Issue when using multiple GPUs

KarlWilkinson85254 · April 22, 2014, 1:09pm

Hi,

I am seeing the following error. There seems to be something wrong outside my code as I am using “-ta=tesla:cc35” (which seems to be reflected in the message itself). Also, the code works on other machines in this context.

Cheers,

Karl

mpirun -np 4 ../../bin/nvidia.tesla_cc35_cuda55 > test
The accelerator does not match the profile for which this program was compiled
Current file:     /home-2/kwilkinson/ONETEP_3.5.9.11/devel/src/kinetic_mod.F90
Current function: kinetic_gpu_app2_func_batch
Current line:     669
Current region was compiled for:
NVIDIA Tesla GPU sm30 sm35
Available accelerators:
device[1]: NVIDIA Tesla GPU 1, compute capability 3.5
device[2]: NVIDIA Tesla GPU 2, compute capability 3.5
device[3]: NVIDIA Tesla GPU 3, compute capability 3.5
device[4]: NVIDIA Tesla GPU 4, compute capability 3.5
device[5]: NVIDIA Tesla GPU 5, compute capability 3.5
device[6]: NVIDIA Tesla GPU 6, compute capability 3.5
device[7]: Native X86 (CURRENT DEVICE)

MatColgrove · April 22, 2014, 6:13pm

Hi Karl,

How are you assigning MPI processes to GPUs? It looks like the code it trying to run on device 7, which is the CPU.

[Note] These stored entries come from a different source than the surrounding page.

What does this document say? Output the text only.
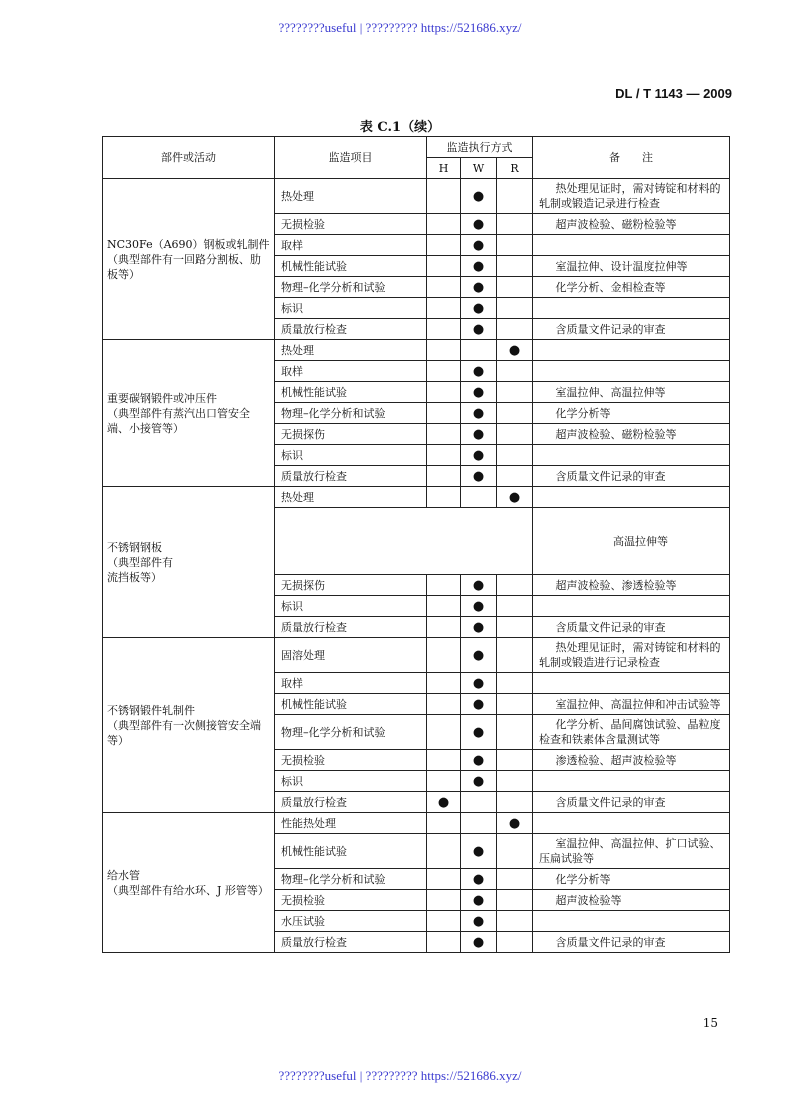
????????useful | ????????? https://521686.xyz/
DL / T 1143 — 2009
表 C.1（续）
部件或活动	监造项目	监造执行方式			备　　注
		H	W	R	
NC30Fe（A690）钢板或轧制件
（典型部件有一回路分割板、肋板等）	热处理		●		热处理见证时，需对铸锭和材料的轧制或锻造记录进行检查
	无损检验		●		超声波检验、磁粉检验等
	取样		●		
	机械性能试验		●		室温拉伸、设计温度拉伸等
	物理–化学分析和试验		●		化学分析、金相检查等
	标识		●		
	质量放行检查		●		含质量文件记录的审查
重要碳钢锻件或冲压件
（典型部件有蒸汽出口管安全端、小接管等）	热处理			●	
	取样		●		
	机械性能试验		●		室温拉伸、高温拉伸等
	物理–化学分析和试验		●		化学分析等
	无损探伤		●		超声波检验、磁粉检验等
	标识		●		
	质量放行检查		●		含质量文件记录的审查
不锈钢钢板
（典型部件有
流挡板等）	热处理			●	
					高温拉伸等
	无损探伤		●		超声波检验、渗透检验等
	标识		●		
	质量放行检查		●		含质量文件记录的审查
不锈钢锻件轧制件
（典型部件有一次侧接管安全端等）	固溶处理		●		热处理见证时，需对铸锭和材料的轧制或锻造进行记录检查
	取样		●		
	机械性能试验		●		室温拉伸、高温拉伸和冲击试验等
	物理–化学分析和试验		●		化学分析、晶间腐蚀试验、晶粒度检查和铁素体含量测试等
	无损检验		●		渗透检验、超声波检验等
	标识		●		
	质量放行检查	●			含质量文件记录的审查
给水管
（典型部件有给水环、J 形管等）	性能热处理			●	
	机械性能试验		●		室温拉伸、高温拉伸、扩口试验、压扁试验等
	物理–化学分析和试验		●		化学分析等
	无损检验		●		超声波检验等
	水压试验		●		
	质量放行检查		●		含质量文件记录的审查
15
????????useful | ????????? https://521686.xyz/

device[7]: Native X86 (CURRENT DEVICE)

Mat

KarlWilkinson85254 · April 22, 2014, 7:05pm

Hi Mat,

That was my first thought, and I tried to use export CUDA_VISIBLE_DEVICES=0,1,2,3 accordingly, with no joy. I am using acc_set_device_num within the code to map GPUs to MPI ranks.

I also tried using 3 MPI ranks with either 0,1,2 or 1,2,3 visible and saw the same thing in both cases, albeit with one less GPU in the error message list.

BTW, this is on the PSG cluster.

Cheers,

Karl

MatColgrove · April 23, 2014, 4:45pm

Hi Karl,

I saw your notes to Adam and it appears that you determined that this was an issue in how you were calling acc_set_device_num.

Mat